In this study, we examined the behavior of BSG during HTC and the partition of C into solid and liquid phase under different reaction conditions. These parameters are temperature and reaction time, as well as moisture content. In the experimental range investigated here, the HTC process itself is independent of moisture content, that is a new feedstock variable. The ash content decreases in the case with higher water content. Acid addition produced an increase of carbon distribution to the liquid. The highest fuel ratio of hydrochars was produced at 220 °C, with a 4 h reaction time and acid addition, and TGA curves showed the complete hydrolysis of the hemicellulose and cellulose. Thus, this hydrochar can be used as an ecofriendly solid fuel.

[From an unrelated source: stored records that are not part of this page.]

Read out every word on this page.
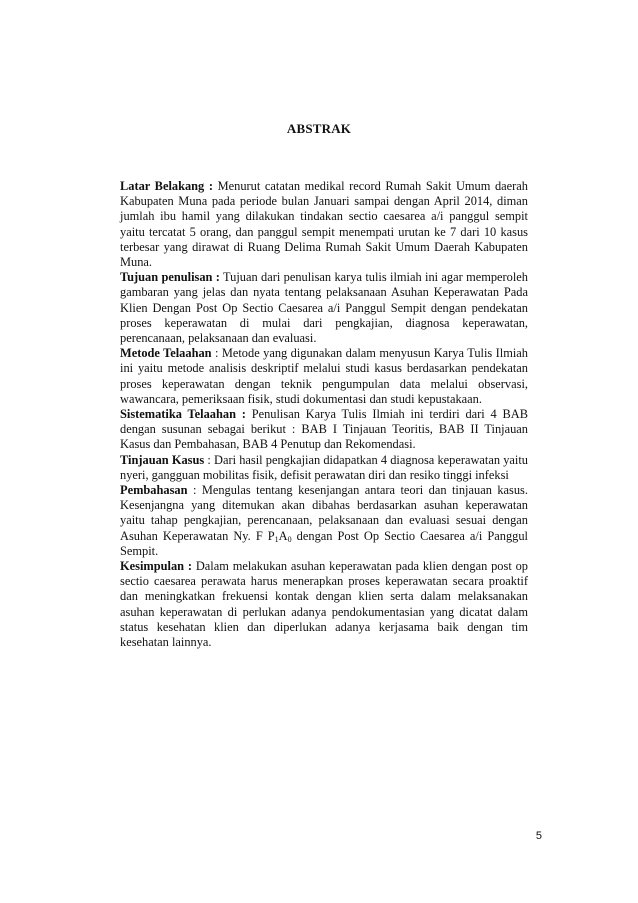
ABSTRAK

Latar Belakang : Menurut catatan medikal record Rumah Sakit Umum daerah Kabupaten Muna pada periode bulan Januari sampai dengan April 2014, diman jumlah ibu hamil yang dilakukan tindakan sectio caesarea a/i panggul sempit yaitu tercatat 5 orang, dan panggul sempit menempati urutan ke 7 dari 10 kasus terbesar yang dirawat di Ruang Delima Rumah Sakit Umum Daerah Kabupaten Muna.

Tujuan penulisan : Tujuan dari penulisan karya tulis ilmiah ini agar memperoleh gambaran yang jelas dan nyata tentang pelaksanaan Asuhan Keperawatan Pada Klien Dengan Post Op Sectio Caesarea a/i Panggul Sempit dengan pendekatan proses keperawatan di mulai dari pengkajian, diagnosa keperawatan, perencanaan, pelaksanaan dan evaluasi.

Metode Telaahan : Metode yang digunakan dalam menyusun Karya Tulis Ilmiah ini yaitu metode analisis deskriptif melalui studi kasus berdasarkan pendekatan proses keperawatan dengan teknik pengumpulan data melalui observasi, wawancara, pemeriksaan fisik, studi dokumentasi dan studi kepustakaan.

Sistematika Telaahan : Penulisan Karya Tulis Ilmiah ini terdiri dari 4 BAB dengan susunan sebagai berikut : BAB I Tinjauan Teoritis, BAB II Tinjauan Kasus dan Pembahasan, BAB 4 Penutup dan Rekomendasi.

Tinjauan Kasus : Dari hasil pengkajian didapatkan 4 diagnosa keperawatan yaitu nyeri, gangguan mobilitas fisik, defisit perawatan diri dan resiko tinggi infeksi

Pembahasan : Mengulas tentang kesenjangan antara teori dan tinjauan kasus. Kesenjangna yang ditemukan akan dibahas berdasarkan asuhan keperawatan yaitu tahap pengkajian, perencanaan, pelaksanaan dan evaluasi sesuai dengan Asuhan Keperawatan Ny. F $P_1A_0$ dengan Post Op Sectio Caesarea a/i Panggul Sempit.

Kesimpulan : Dalam melakukan asuhan keperawatan pada klien dengan post op sectio caesarea perawata harus menerapkan proses keperawatan secara proaktif dan meningkatkan frekuensi kontak dengan klien serta dalam melaksanakan asuhan keperawatan di perlukan adanya pendokumentasian yang dicatat dalam status kesehatan klien dan diperlukan adanya kerjasama baik dengan tim kesehatan lainnya.

5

Hydrochar products of a two-steps reaction have higher values to Hy (%) than those produced in a single-step process. The fuel properties of solids are also better than with a single-step reaction. Therefore, two-steps reactions have an economic benefit and lead to an improvement of solid product characteristics.

The HPLC analysis of the different HTC conditions shows different small acids. These are consecutive products of the carbohydrate splitting reactions. They are found because they do not polymerize to hydrochar, or react only with a very low reaction rate.